You could take a look at https://ipdetective.io it tracks IP addresses that originate from datacenters, vpns, proxies, tor node and bot nets. It offers a free API as well so you can test it out. It aggregates this information from 60+ sources ranging from public lists to offical cloud provider lists
I don’t know wether it’s due to this or if it’s something else, but i’ve heard that some minecraft servers for example, are able to identify proxy/VPN connections by doing a reverse lookup of the ip address you are using to connect to the server and if there are any keywords such as Cloud/hosting etc… they will block the connection. A friend of mine tried to connect to a server with a vpn i have on an Oracle VPS and it was blocked (Reverse lookup was showing Oracle Cloud). Using my private VPN hosted on my home router, connection worked fine.
I used to do tech support for Hulu, so I can tell you for sure that what they do (or at least did several years ago) is ban IPS based on a master list of “known” IPs. When a customer would call in claiming they were wrongfully VPN blocked, we’d have them read the IP from a device displaying the error and then input it on a free public site that listed allegedly confirmed VPN IPs. If it didn’t show up there, we’d just manually whitelist it, tons of people definitely got away with using VPNs that just didn’t show up on this site. No clue where they got the initial list or whether the whitelisted IPs were added to some kind of shared universal whitelist used by multiple companies, but they had no detection method other than their infrequently updated IP list.
Traffic that goes through a VPN tipically have known MTUs.

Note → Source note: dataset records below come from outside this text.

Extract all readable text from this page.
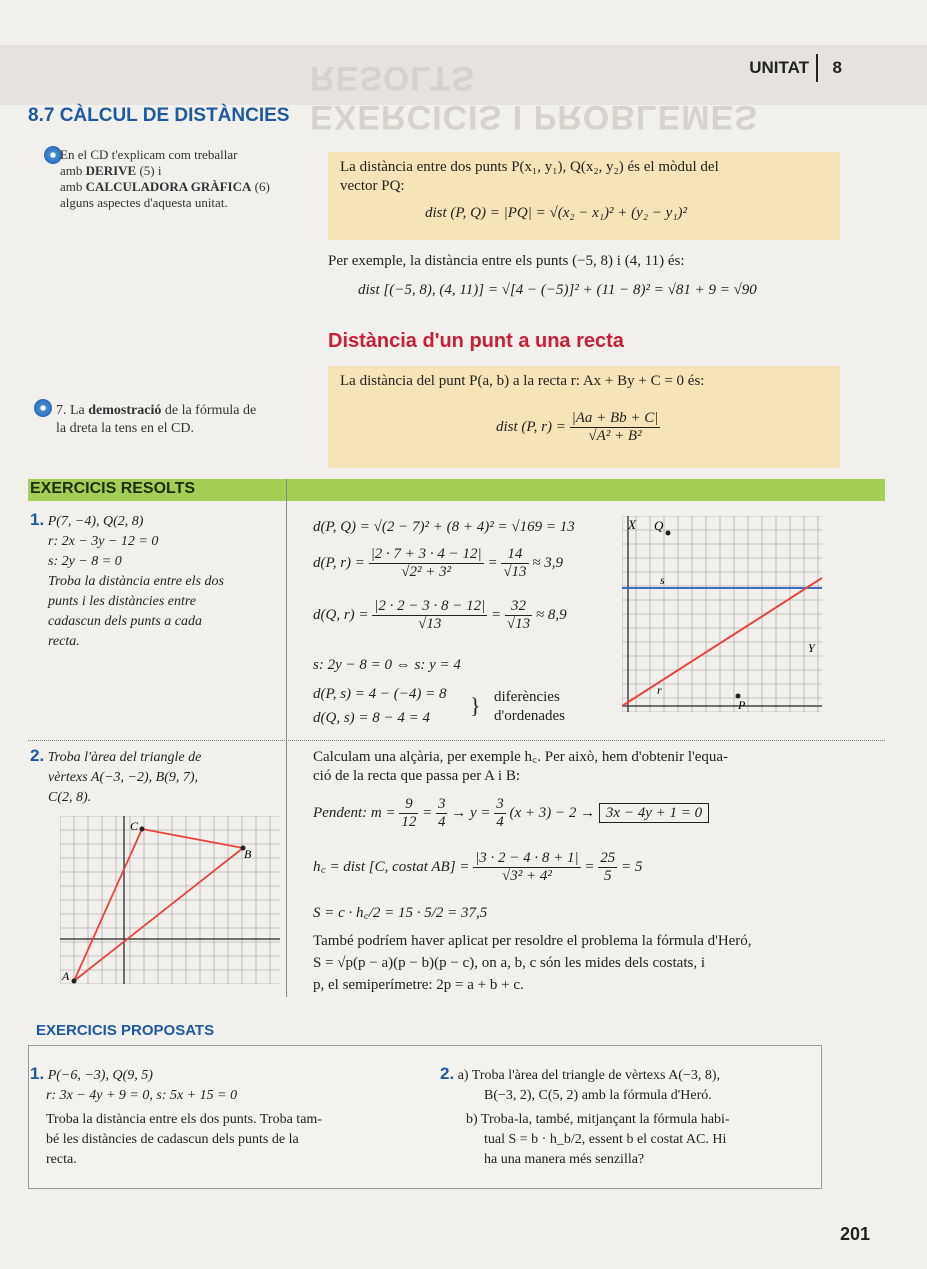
EXERCICIS I PROBLEMES RESOLTS	UNITAT 8
8.7 CÀLCUL DE DISTÀNCIES
En el CD t'explicam com treballar
amb DERIVE (5) i
amb CALCULADORA GRÀFICA (6)
alguns aspectes d'aquesta unitat.
7. La demostració de la fórmula de
la dreta la tens en el CD.
La distància entre dos punts P(x₁, y₁), Q(x₂, y₂) és el mòdul del
vector PQ:
dist (P, Q) = |PQ| = √(x₂ − x₁)² + (y₂ − y₁)²
Per exemple, la distància entre els punts (−5, 8) i (4, 11) és:
dist [(−5, 8), (4, 11)] = √[4 − (−5)]² + (11 − 8)² = √81 + 9 = √90
Distància d'un punt a una recta
La distància del punt P(a, b) a la recta r: Ax + By + C = 0 és:
dist (P, $r) = \frac{|Aa + Bb + C|}{\text{√A² + B²}}$
EXERCICIS RESOLTS
1. P(7, −4), Q(2, 8)
r: 2x − 3y − 12 = 0
s: 2y − 8 = 0
Troba la distància entre els dos
punts i les distàncies entre
cadascun dels punts a cada
recta.
d(P, Q) = √(2 − 7)² + (8 + 4)² = √169 = 13
d(P, $r) = \frac{|2 \cdot 7 + 3 \cdot 4 - 12|}{\text{√2² + 3²}} = \frac{14}{√13} \approx 3,9$
d(Q, $r) = \frac{|2 \cdot 2 - 3 \cdot 8 - 12|}{√13} = \frac{32}{√13} \approx 8,9$
s: 2y − 8 = 0 ⇔ s: y = 4
d(P, s) = 4 − (−4) = 8
d(Q, s) = 8 − 4 = 4 } diferències
d'ordenades
X Q
Y
s
r
P
2. Troba l'àrea del triangle de
vèrtexs A(−3, −2), B(9, 7),
C(2, 8).
A
B
C
Calculam una alçària, per exemple h꜀. Per això, hem d'obtenir l'equa-
ció de la recta que passa per A i B:
Pendent: $m = \frac{9}{12} = \frac{3}{4} \to y = \frac{3}{4} (x + 3) - 2 \to 3x - 4y + 1 = 0$
h꜀ = dist [C, costat $AB] = \frac{|3 \cdot 2 - 4 \cdot 8 + 1|}{\text{√3² + 4²}} = \frac{25}{5} = 5$
S = c · h꜀/2 = 15 · 5/2 = 37,5
També podríem haver aplicat per resoldre el problema la fórmula d'Heró,
S = √p(p − a)(p − b)(p − c), on a, b, c són les mides dels costats, i
p, el semiperímetre: 2p = a + b + c.
EXERCICIS PROPOSATS
1. P(−6, −3), Q(9, 5)
r: 3x − 4y + 9 = 0, s: 5x + 15 = 0
Troba la distància entre els dos punts. Troba tam-
bé les distàncies de cadascun dels punts de la
recta.
2. a) Troba l'àrea del triangle de vèrtexs A(−3, 8),
B(−3, 2), C(5, 2) amb la fórmula d'Heró.
b) Troba-la, també, mitjançant la fórmula habi-
tual S = b · h_b/2, essent b el costat AC. Hi
ha una manera més senzilla?
201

MTUs of most kinds of circuits are known. Subtract that value with the overhead of the VPN header (different VPN kinds have different header size) and you have those MTUs.
A google search on that should bring you the exact details.
I am admittedly reaching the point of assuming someone at the service providers is getting paid off to whitelist the IP addresses of the vpn providers
Not even close. What happens here is that most VPN providers basically buys hosting services everywhere, mostly bare-metal servers plus IP transit, and they will just use their private network to connect the POP’s and tie their network together. Quite often you’ll see them using their own IP’s where they have dedicated infrastructure like a few typical global city metros (eg. LHR, AMS, FRA, etc) but to all others they will just rely on OVH, AWS, GCP, CDN77, Maxihost, etc. - hence why it’s so difficult to actually map out where exactly they’re connecting from.